"Oh, that's worse than being patched!" cried Trot.
"Much worse," said Tiggle with a groan.
But now an idea occurred to the girl. "Would you like to escape?" she asked the captive. "If I get you out of the palace, can you hide yourself so that you won't be found?"
"Certainly!" he declared. "I know a house where I can hide so snugly that all the Boolooroo's soldiers cannot find me."
"All right," said Trot. "I'll do it, for when you're gone, the Boolooroo will have no one to patch Cap'n Bill to."
"He may find someone else," suggested the prisoner.

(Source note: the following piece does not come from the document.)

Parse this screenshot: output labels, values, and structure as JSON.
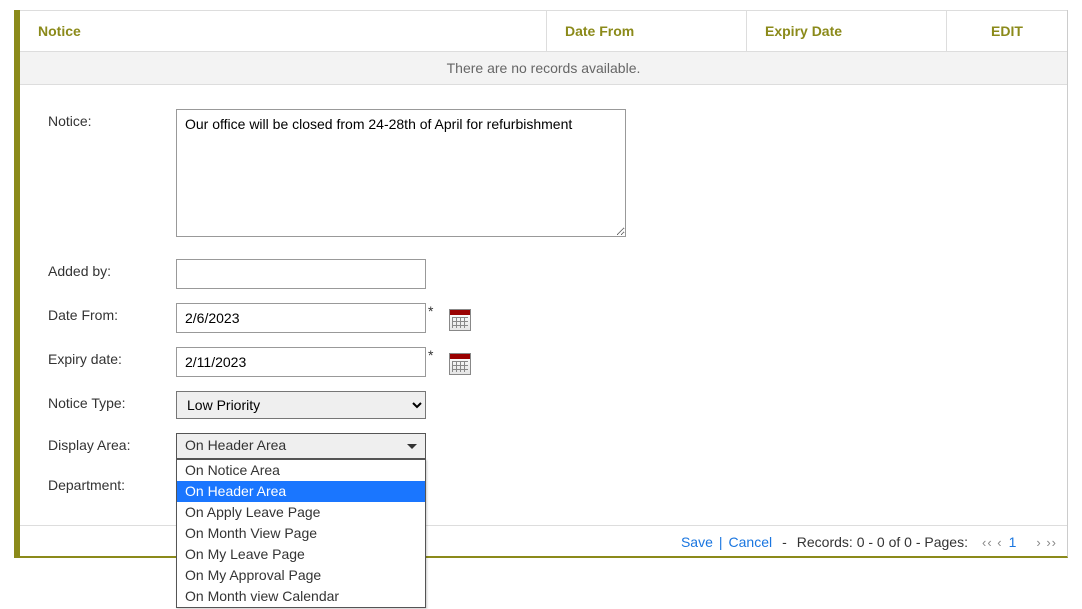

"But it will take him time to do that, and time is all I want," answered the child. Even while she spoke, Trot was busy with the knots in the cords, and presently she had unbound Tiggle, who soon got upon his feet. "Now I'll go to one end of the passage and make a noise," said she, "and when the guard runs to see what it is, you must run the other way. Outside the palace, Jimfred and Fredjim are on guard, but if you tip over the bench they are seated on, you can easily escape them."
"I'll do that, all right," promised the delighted Tiggle. "You've made a friend of me, little girl, and if ever I can help you, I'll do it with pleasure."
Then Trot started for the door, and Tiggle could no longer see her because she was not now touching him. The man was much surprised at her disappearance, but listened carefully, and when he heard the girl make a noise at one end of the corridor, he opened the door and ran in the opposite direction as he had been told to do.
Of course, the guard could not discover what made the noise, and Trot ran little risk, as she was careful not to let him touch her. When Tiggle had escaped, the little girl wandered through the palace in search of Cap'n Bill, but soon decided such a quest in the dark was likely to fail and she must wait until morning. She was tired, too, and thought she would find a vacant room--of which there were many in the big palace--and go to sleep until daylight. She remembered there was a comfortable vacant room just opposite the suite of the Six Snubnosed Princesses, so she stole softly up to it and tried the door. It was locked, but the key was outside, as the Blueskins seldom took a door key from its place. So she turned the key, opened the door, and walked in.
Now this was the chamber in which Ghip-Ghisizzle had been confined by the Princesses, his arms being bound tight to his body, but his legs left free. The Boolooroo in his search had failed to discover what had become of Ghip Ghisizzle, but the poor man had been worried every minute for fear his retreat would be discovered or that the terrible Princesses would come for him and nag him until he went crazy. There was one window in his room, and the prisoner had managed to push open the sash with his knees. Looking out, he found that a few feet below the window was the broad wall that ran all around the palace gardens. A little way to the right the wall joined the wall of the City, being on the same level with it.
Ghip-Ghisizzle had been thinking deeply upon this discovery, and he decided that if anyone entered his room, he would get through the window, leap down upon the wall, and try in this way to escape. It would be a dangerous leap, for as his arms were bound, he might topple off the wall into the garden; but he resolved to take this chance. Therefore, when Trot rattled at the door of his room, Ghip-Ghisizzle ran and seated himself upon the window sill, dangling his long legs over the edge. When she finally opened the door, he slipped off and let himself fall to the wall, where he doubled up in a heap. The next minute, however, he had scrambled to his knees and was running swiftly along the garden wall.
Trot, finding the window open, came and looked out, and she saw the Majordomo's tall form hastening along the top of the wall. The guards saw him, too, outlined against the sky in the moonlight, and they began yelling at him to stop, but Ghip-Ghisizzle kept right on until he reached the city Wall, when he began to follow that.